Japan’s central bank has cut rates into negative category, while the government pumps trillions of yen directly into the economy via bond and ETF purchases, loans to struggling companies, and big spending on new infrastructure projects. All of these unprecedented measures combined to help produce a meager 0.2% GDP rise in the second quarter.
“Japan’s falling bond yields should weaken the yen against the dollar, but it hasn’t been the case and I’ve felt frustrated or down,” said Hamada.
On a positive note, Hamada is feeling a bit better after the Federal Reserve’s commentary from Jackson Hole, Wyoming, over the past weekend.
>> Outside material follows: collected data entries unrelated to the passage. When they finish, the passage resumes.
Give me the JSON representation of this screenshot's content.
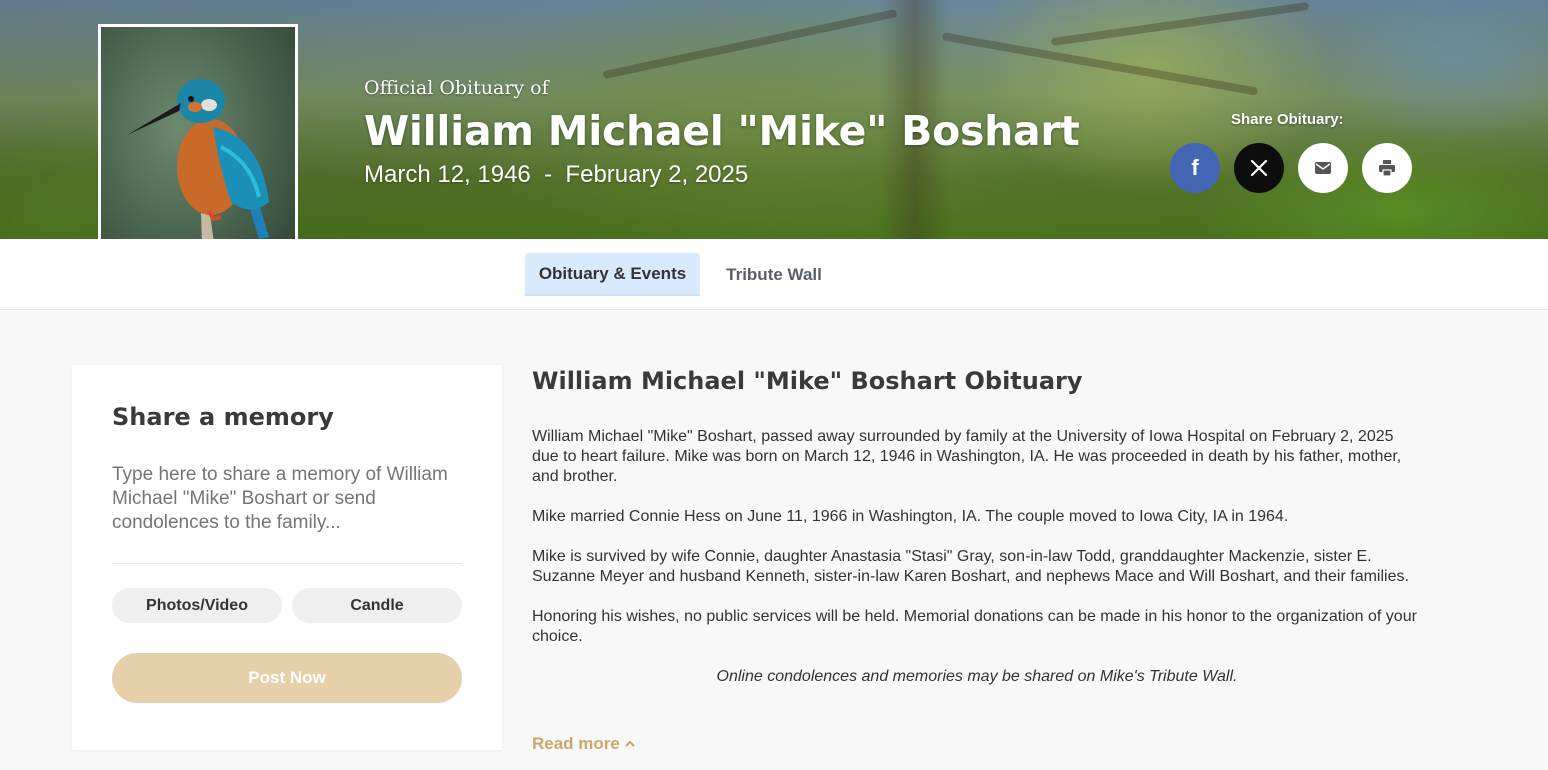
{
  "header": {
    "official_label": "Official Obituary of",
    "name": "William Michael \"Mike\" Boshart",
    "dates": "March 12, 1946  -  February 2, 2025"
  },
  "share": {
    "label": "Share Obituary:",
    "facebook_glyph": "f",
    "icons": [
      "facebook-icon",
      "x-icon",
      "email-icon",
      "print-icon"
    ]
  },
  "tabs": [
    {
      "label": "Obituary & Events",
      "active": true
    },
    {
      "label": "Tribute Wall",
      "active": false
    }
  ],
  "memory": {
    "title": "Share a memory",
    "placeholder": "Type here to share a memory of William Michael \"Mike\" Boshart or send condolences to the family...",
    "photos_label": "Photos/Video",
    "candle_label": "Candle",
    "post_label": "Post Now"
  },
  "obituary": {
    "title": "William Michael \"Mike\" Boshart Obituary",
    "paragraphs": [
      "William Michael \"Mike\" Boshart, passed away surrounded by family at the University of Iowa Hospital on February 2, 2025 due to heart failure. Mike was born on March 12, 1946 in Washington, IA. He was proceeded in death by his father, mother, and brother.",
      "Mike married Connie Hess on June 11, 1966 in Washington, IA. The couple moved to Iowa City, IA in 1964.",
      "Mike is survived by wife Connie, daughter Anastasia \"Stasi\" Gray, son-in-law Todd, granddaughter Mackenzie, sister E. Suzanne Meyer and husband Kenneth, sister-in-law Karen Boshart, and nephews Mace and Will Boshart, and their families.",
      "Honoring his wishes, no public services will be held. Memorial donations can be made in his honor to the organization of your choice."
    ],
    "closing": "Online condolences and memories may be shared on Mike's Tribute Wall.",
    "read_more": "Read more"
  },
  "colors": {
    "facebook": "#4266b2",
    "x": "#0d0d0d",
    "tab_active_bg": "#d8eafd",
    "post_button": "#e5d0aa",
    "read_more": "#cda66b"
  }
}
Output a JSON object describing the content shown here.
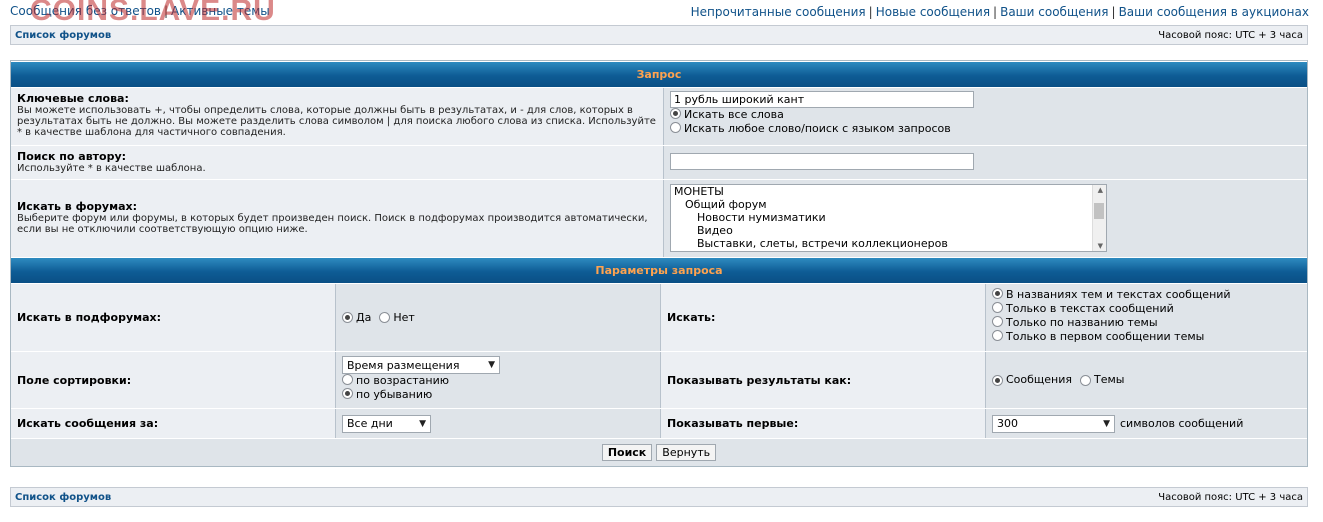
{
  "top": {
    "left_links": [
      "Сообщения без ответов",
      "Активные темы"
    ],
    "watermark": "COINS.LAVE.RU",
    "right_links": [
      "Непрочитанные сообщения",
      "Новые сообщения",
      "Ваши сообщения",
      "Ваши сообщения в аукционах"
    ]
  },
  "navbar": {
    "forums_link": "Список форумов",
    "timezone": "Часовой пояс: UTC + 3 часа"
  },
  "query": {
    "header": "Запрос",
    "keywords": {
      "label": "Ключевые слова:",
      "desc": "Вы можете использовать +, чтобы определить слова, которые должны быть в результатах, и - для слов, которых в результатах быть не должно. Вы можете разделить слова символом | для поиска любого слова из списка. Используйте * в качестве шаблона для частичного совпадения.",
      "value": "1 рубль широкий кант",
      "opt_all": "Искать все слова",
      "opt_any": "Искать любое слово/поиск с языком запросов"
    },
    "author": {
      "label": "Поиск по автору:",
      "desc": "Используйте * в качестве шаблона.",
      "value": ""
    },
    "forums": {
      "label": "Искать в форумах:",
      "desc": "Выберите форум или форумы, в которых будет произведен поиск. Поиск в подфорумах производится автоматически, если вы не отключили соответствующую опцию ниже.",
      "items": [
        "МОНЕТЫ",
        "Общий форум",
        "Новости нумизматики",
        "Видео",
        "Выставки, слеты, встречи коллекционеров"
      ]
    }
  },
  "params": {
    "header": "Параметры запроса",
    "subforums": {
      "label": "Искать в подфорумах:",
      "yes": "Да",
      "no": "Нет"
    },
    "search_in": {
      "label": "Искать:",
      "options": [
        "В названиях тем и текстах сообщений",
        "Только в текстах сообщений",
        "Только по названию темы",
        "Только в первом сообщении темы"
      ]
    },
    "sort": {
      "label": "Поле сортировки:",
      "selected": "Время размещения",
      "asc": "по возрастанию",
      "desc": "по убыванию"
    },
    "show_as": {
      "label": "Показывать результаты как:",
      "posts": "Сообщения",
      "topics": "Темы"
    },
    "period": {
      "label": "Искать сообщения за:",
      "selected": "Все дни"
    },
    "show_first": {
      "label": "Показывать первые:",
      "selected": "300",
      "suffix": "символов сообщений"
    }
  },
  "buttons": {
    "search": "Поиск",
    "reset": "Вернуть"
  }
}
Hamada has “some hope that conditions in the foreign exchange market may be changing,” referring to the potential rise in U.S. interest rates, which would strengthen the dollar versus the Japanese yen and hopefully contribute to higher inflation.
So far, the Fed has yet to act, however, and most analysts believe rate increases will be minimal — if they come at all.
The iShares MSCI Japan ETF (NYSE:EWJ) rose to $12.38, up $0.10 (+0.77%), in morning trading today. The largest Japanese equities-focused ETF with over $14 billion in AUM (Expense Ratio: 0.48%) has now gained about 2.1% year-to-date.